Это было болезненно и для англичан и французов.
- То есть, Россия здесь не уникальна?
- Мы здесь не уникальны, но у нас этот комплекс значительно больше. Советский Союз был реальной империей, но империей, не осознающей себя, и распад его был несознательным процессом.
В отличие от англичан и от французов, которые просто отказались от мысли об империи, у нас как-то так получилось, что мы даже до сих пор не понимаем, почему произошел распад СССР.
До сих пор этот факт не пережит в массовом сознании.
Поэтому постимперские комплексы у нас значительно сильнее, чем, пожалуй, в любой бывшей империи.
- Особенно в отношении ближайших соседей?
- Потеря постсоветского пространства воспринимается наиболее болезненно - это естественно.
Мы смирились, там, с Чехией, но смириться с Украиной мы не можем.
Это первая причина нашего специфического невроза во внешней политике.
Вторая причина заключается в том, что в 1991 году, когда возникло новое российское государство, была идея, что это будет демократическое государство западного типа, и оно будет одной из великих держав.
Собственно, идея статуса, идея быть наравне в небольшом клубе избранных играла очень важную роль. Но реально внутриполитическое развитие России с самого начала пошло в совершенно другом направлении.
То есть Россия, в отличие от стран Центральной Европы, не стала демократической страной.
А произошло это тоже не в результате каких-то сознательных решений, а само собой, не осознанно.

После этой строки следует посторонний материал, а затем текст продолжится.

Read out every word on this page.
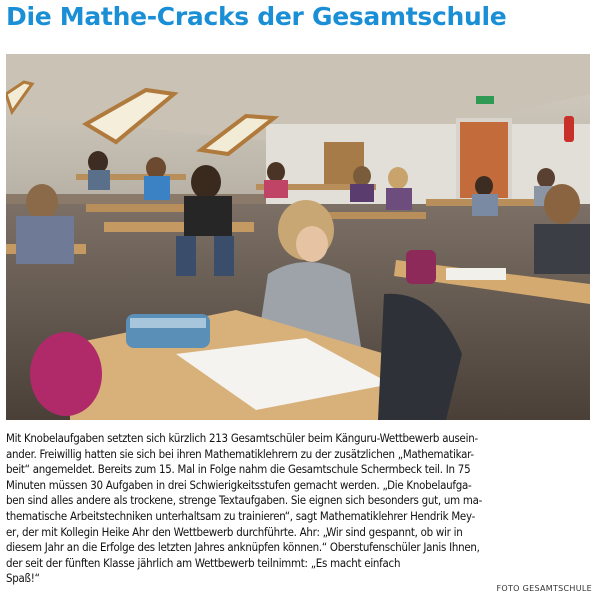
Die Mathe-Cracks der Gesamtschule
Mit Knobelaufgaben setzten sich kürzlich 213 Gesamtschüler beim Känguru-Wettbewerb ausein-
ander. Freiwillig hatten sie sich bei ihren Mathematiklehrern zu der zusätzlichen „Mathematikar-
beit“ angemeldet. Bereits zum 15. Mal in Folge nahm die Gesamtschule Schermbeck teil. In 75
Minuten müssen 30 Aufgaben in drei Schwierigkeitsstufen gemacht werden. „Die Knobelaufga-
ben sind alles andere als trockene, strenge Textaufgaben. Sie eignen sich besonders gut, um ma-
thematische Arbeitstechniken unterhaltsam zu trainieren“, sagt Mathematiklehrer Hendrik Mey-
er, der mit Kollegin Heike Ahr den Wettbewerb durchführte. Ahr: „Wir sind gespannt, ob wir in
diesem Jahr an die Erfolge des letzten Jahres anknüpfen können.“ Oberstufenschüler Janis Ihnen,
der seit der fünften Klasse jährlich am Wettbewerb teilnimmt: „Es macht einfach
Spaß!“
FOTO GESAMTSCHULE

Но в результате этого получается, что векторы нашего и западного развития расходятся.
И Россия объективно становится все более и более чуждой Западу. Мы, по сравнению с западно-европейскими странами - внутренне другой организм.

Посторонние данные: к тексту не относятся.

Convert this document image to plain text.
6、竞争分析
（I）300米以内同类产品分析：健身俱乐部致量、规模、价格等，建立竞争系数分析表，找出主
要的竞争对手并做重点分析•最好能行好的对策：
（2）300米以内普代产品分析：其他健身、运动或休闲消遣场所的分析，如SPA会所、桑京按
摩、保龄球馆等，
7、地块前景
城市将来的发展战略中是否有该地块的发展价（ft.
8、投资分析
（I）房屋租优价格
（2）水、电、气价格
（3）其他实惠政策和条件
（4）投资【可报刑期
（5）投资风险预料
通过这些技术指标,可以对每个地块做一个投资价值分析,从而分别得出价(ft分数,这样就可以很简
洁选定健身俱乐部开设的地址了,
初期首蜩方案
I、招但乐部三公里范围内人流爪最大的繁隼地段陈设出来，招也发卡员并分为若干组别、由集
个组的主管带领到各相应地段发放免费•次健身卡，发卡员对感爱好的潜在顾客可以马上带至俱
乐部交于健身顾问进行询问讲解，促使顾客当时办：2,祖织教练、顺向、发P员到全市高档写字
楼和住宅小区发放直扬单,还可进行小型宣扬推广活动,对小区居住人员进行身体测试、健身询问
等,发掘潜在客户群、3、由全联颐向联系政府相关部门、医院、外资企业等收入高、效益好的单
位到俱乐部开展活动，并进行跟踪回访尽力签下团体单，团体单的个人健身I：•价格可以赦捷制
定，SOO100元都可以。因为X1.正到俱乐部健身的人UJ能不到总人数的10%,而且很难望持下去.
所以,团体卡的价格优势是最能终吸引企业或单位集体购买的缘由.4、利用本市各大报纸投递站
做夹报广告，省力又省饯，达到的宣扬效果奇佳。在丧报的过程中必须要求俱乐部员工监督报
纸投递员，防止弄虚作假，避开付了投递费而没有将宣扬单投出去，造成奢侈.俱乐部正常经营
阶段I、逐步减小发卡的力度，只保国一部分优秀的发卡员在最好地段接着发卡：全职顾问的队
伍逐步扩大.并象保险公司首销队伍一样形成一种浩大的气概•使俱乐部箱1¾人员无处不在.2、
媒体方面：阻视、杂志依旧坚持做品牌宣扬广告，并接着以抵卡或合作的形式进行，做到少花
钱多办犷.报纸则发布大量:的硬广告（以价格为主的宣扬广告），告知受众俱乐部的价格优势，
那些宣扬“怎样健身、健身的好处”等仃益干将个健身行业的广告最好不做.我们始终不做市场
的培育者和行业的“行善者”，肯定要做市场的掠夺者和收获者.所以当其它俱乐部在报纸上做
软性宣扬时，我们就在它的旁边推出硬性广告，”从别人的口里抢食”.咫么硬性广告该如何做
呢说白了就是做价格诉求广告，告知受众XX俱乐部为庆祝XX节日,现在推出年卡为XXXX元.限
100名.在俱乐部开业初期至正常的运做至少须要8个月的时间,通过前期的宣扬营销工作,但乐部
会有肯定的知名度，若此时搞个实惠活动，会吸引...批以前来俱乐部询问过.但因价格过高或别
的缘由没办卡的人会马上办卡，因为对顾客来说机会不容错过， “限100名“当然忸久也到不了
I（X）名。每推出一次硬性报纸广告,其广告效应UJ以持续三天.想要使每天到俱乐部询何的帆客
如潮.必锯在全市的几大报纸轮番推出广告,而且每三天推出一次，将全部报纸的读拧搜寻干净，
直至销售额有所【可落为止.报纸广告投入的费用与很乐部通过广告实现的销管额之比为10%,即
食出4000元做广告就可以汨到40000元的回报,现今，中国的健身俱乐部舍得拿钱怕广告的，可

- А какой главный критерий того, что Россия – другой организм?
- Есть страны, в которых есть конституция, и в рамках конституции идет ротация власти. И есть страна, где власть все время продлевает себя или передает ее тому, кому она решила передать власть.
Это в принципе разные системы. Но мы это не осознаем.
Мы же не говорим, что у нас вот такая особенная система. Наоборот, я убежден, что и Путин, а тем более Медведев, - они совершенно искренне хотят демократического общества, хотят видеть в России демократию, при этом, правда, не хотят лишаться власти.
Но отсюда возникает проблема, что страна с такой системой не может быть интегрирована в западные союзы, так как у нас абсолютно иной организм.
Это, опять-таки, не потому, что кто-то этого безумно не хочет, не потому, что Россию хотят изолировать.
Она объективно не может быть интегрирована, как объективно Саудовская Аравия не может стать членом НАТО или ЕС. Это разные организмы.
- А как насчет возможности эволюции России в сторону более демократического государства? Медведев в последнее время посылает такие сигналы…
- Все эти процессы очень хорошие, которые, безусловно, только можно и нужно приветствовать. Но они, на самом деле, проблемы не решают. Как в свое время не решила проблему хрущевская оттепель.
Как, в общем, не решила проблему даже горбачевская перестройка.
Потому что реальные проблемы, которые стояли перед нашей страной, объективная цель, которую невероятно сложно осуществить,
- это правовое государство. Что значит "правовое государство"?
Это государство, в котором в рамках конституционных правил игры все могут играть и все могут выигрывать и проигрывать.
То есть, для этого необходимо сделать хоть один первый шаг - это ротация власти, это приход к власти оппозиции.
- Или хотя бы дать возможность оппозиции участвовать в политическом процессе?
- Для утверждения демократии нужно, чтобы хоть раз люди поверили, что это в принципе возможно избрать "не того".
До этой цели путь, который мы должны пройти - невероятно долгий. И вот эти либеральные тенденции Медведева, они очень хороши, но они не очень приближают нас к решению этой задачи.